Government was also looking at developing lithium-ion batteries, which would include the use of manganese. This was aimed at the solar and wind energy sector, where there was a need for better energy-storage devices.
"Our main focus at this stage is on lithium-ion battery technologies. Some of the novel battery systems we are developing are based on manganese, and - given that South Africa has 80% of the world's manganese reserves - this represents another significant beneficiation opportunity."
Hanekom also told the House that government's Titanium Industry Development Initiative was "making impressive progress".
More than R75 million would be invested in this over the next two years, through the Council for Scientific and Industrial Research.

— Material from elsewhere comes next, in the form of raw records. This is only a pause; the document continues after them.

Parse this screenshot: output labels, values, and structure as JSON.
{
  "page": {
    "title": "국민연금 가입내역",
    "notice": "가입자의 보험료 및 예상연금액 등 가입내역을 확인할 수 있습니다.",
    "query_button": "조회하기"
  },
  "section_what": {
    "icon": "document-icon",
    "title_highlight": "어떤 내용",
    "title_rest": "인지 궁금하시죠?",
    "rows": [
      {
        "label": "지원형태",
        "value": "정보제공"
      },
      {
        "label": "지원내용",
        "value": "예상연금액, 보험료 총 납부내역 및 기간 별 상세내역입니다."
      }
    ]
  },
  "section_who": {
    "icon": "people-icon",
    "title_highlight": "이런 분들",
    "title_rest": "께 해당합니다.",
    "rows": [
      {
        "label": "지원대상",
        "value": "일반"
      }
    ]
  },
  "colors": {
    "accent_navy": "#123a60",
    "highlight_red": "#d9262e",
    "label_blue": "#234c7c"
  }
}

"A key activity is the development of a novel, low-cost process for the production of titanium metal powder, which will provide South Africa with a global competitive advantage.
"A pilot plant, with the capacity to produce two kilograms of titanium powder per hour, is currently under construction at the CSIR campus in Pretoria. It will be officially launched next month."
Titanium, a corrosion-resistant metal, is crucial in the production of strong, lightweight alloys.